This summer took us to Kansas where they’re very kind to strangers from the east. Despite the drought, the record-high temps, and suffering corn fields, their Kansas hospitality was paramount to any discomforts. They say hospitality is a quality attributed to residents of the southern region of the United States that is somewhat based on the principle of sharing resources, even when resources are limited. Kansas showed plenty of “southern hospitality” — Midwestern style. Years ago immigrants turned prairie into farmland. Today, Kansas is one of the most productive agricultural states, producing high yields of wheat, sorghum and sunflowers. (More on my sunflower field search later.)

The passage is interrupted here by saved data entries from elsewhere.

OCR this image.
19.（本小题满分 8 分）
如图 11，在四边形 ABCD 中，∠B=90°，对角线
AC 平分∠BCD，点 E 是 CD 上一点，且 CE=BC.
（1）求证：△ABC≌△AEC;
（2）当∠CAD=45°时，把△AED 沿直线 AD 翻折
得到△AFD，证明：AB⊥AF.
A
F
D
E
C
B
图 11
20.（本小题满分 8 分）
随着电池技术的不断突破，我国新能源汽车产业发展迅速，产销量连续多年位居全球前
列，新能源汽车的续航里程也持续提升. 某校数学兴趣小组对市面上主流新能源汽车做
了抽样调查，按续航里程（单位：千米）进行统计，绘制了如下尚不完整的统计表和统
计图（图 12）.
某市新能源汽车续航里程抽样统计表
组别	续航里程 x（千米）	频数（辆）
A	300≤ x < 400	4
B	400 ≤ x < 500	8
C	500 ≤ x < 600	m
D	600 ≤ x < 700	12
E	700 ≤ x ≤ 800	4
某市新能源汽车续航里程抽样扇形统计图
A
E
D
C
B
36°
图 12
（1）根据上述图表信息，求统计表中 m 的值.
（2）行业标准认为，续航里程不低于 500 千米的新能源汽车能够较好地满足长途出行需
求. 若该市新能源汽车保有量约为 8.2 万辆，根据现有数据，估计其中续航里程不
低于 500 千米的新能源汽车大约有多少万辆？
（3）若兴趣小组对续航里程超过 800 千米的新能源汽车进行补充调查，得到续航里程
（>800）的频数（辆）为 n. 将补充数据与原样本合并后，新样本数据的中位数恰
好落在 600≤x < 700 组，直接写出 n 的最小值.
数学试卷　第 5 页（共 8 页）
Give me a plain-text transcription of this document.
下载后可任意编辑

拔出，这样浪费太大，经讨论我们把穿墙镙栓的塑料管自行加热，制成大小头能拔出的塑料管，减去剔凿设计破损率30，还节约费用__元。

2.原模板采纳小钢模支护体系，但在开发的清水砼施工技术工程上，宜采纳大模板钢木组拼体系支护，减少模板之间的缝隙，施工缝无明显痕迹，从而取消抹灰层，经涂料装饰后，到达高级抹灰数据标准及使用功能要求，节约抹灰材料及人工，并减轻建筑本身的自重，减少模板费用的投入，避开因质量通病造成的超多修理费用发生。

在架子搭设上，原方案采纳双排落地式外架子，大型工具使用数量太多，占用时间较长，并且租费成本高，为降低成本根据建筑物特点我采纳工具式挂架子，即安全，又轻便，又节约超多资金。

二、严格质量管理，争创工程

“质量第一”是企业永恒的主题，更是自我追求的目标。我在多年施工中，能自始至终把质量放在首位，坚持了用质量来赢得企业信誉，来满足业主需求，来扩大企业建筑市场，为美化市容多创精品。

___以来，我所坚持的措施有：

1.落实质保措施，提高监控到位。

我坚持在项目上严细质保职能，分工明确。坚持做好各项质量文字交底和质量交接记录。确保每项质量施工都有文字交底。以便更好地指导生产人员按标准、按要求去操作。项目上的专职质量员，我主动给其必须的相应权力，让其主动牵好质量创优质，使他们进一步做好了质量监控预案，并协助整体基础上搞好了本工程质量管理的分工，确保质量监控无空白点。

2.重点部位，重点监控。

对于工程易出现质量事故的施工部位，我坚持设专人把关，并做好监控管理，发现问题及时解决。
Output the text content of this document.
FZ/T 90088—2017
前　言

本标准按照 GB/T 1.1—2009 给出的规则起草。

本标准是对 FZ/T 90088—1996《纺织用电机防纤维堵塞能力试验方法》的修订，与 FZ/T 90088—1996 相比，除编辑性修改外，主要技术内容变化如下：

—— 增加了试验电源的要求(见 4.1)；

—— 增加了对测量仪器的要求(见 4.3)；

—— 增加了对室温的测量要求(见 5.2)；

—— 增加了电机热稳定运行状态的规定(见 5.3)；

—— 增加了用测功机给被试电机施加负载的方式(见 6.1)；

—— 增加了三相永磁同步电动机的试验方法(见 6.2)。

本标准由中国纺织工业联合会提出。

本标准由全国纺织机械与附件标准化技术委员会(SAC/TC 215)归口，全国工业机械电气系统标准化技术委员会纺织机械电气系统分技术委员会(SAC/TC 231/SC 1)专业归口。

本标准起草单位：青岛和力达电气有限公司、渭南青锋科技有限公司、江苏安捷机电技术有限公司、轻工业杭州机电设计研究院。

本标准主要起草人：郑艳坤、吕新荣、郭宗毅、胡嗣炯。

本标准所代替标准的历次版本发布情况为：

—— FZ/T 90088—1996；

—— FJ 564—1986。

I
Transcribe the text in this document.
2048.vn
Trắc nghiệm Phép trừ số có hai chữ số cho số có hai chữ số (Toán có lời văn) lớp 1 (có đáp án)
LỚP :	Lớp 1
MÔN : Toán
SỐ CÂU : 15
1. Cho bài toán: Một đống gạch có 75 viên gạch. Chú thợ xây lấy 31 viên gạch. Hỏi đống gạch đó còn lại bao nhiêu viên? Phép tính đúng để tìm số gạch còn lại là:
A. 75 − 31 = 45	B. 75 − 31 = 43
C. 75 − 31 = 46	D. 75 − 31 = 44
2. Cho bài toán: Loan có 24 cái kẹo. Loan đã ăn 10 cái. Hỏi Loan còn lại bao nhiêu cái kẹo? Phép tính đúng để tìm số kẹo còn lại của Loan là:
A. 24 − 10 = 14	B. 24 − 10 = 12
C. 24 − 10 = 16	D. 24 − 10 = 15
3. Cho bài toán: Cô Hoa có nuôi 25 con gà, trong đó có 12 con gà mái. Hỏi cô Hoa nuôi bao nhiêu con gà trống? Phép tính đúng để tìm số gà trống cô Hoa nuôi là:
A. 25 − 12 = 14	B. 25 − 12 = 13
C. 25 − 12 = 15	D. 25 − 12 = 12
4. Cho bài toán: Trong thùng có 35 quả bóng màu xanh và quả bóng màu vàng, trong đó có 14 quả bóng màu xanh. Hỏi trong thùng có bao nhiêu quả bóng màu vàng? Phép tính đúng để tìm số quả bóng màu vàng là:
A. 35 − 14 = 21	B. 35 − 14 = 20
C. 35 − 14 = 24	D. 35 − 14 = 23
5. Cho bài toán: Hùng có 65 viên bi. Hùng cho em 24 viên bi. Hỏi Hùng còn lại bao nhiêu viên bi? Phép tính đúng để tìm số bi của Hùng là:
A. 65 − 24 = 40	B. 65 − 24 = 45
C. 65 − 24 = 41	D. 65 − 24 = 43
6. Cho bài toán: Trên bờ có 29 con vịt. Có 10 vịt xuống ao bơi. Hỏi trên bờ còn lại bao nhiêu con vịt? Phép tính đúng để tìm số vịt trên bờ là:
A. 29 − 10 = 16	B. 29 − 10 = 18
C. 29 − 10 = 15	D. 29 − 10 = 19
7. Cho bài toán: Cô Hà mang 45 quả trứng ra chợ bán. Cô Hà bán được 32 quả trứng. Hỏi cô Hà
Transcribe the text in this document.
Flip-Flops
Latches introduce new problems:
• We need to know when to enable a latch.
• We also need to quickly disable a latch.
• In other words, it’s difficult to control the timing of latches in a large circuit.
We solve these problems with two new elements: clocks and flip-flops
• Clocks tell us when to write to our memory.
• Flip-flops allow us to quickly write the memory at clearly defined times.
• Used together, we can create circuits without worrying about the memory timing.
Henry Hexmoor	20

We arrived in Abilene, the boyhood home of President Dwight D. Eisenhower, and checked into the Abilene Bed and Breakfast Inn, the historic home of C.L. Brown, a telephony entrepreneur who left a lasting legacy on Abilene. Brown must have been a character because in addition to the mansion, he built three Spanish-style homes around his property for his mistresses (yes, plural). The homes today are privately owned.
What’s that aroma?
For those of you who read this blog regularly, you know my mantra about feeding the travelers. We walked into the mansion and our host, “Doc,” anticipating our arrival, perfectly timed the cookies to be baked, waiting, and warm. What a welcome! I asked Doc if he would share the recipe for this blog. He replied with a laugh, “Ma’am, there is not any recipe, I just throw everything in.” The cookies were a scrumptious conglomeration of what I guess to be dough, nuts, butterscotch, cinnamon, oatmeal, coconut? Whatever, they screamed “Welcome.”
It’s so nice to go to an unfamiliar place and find that familiar hospitality.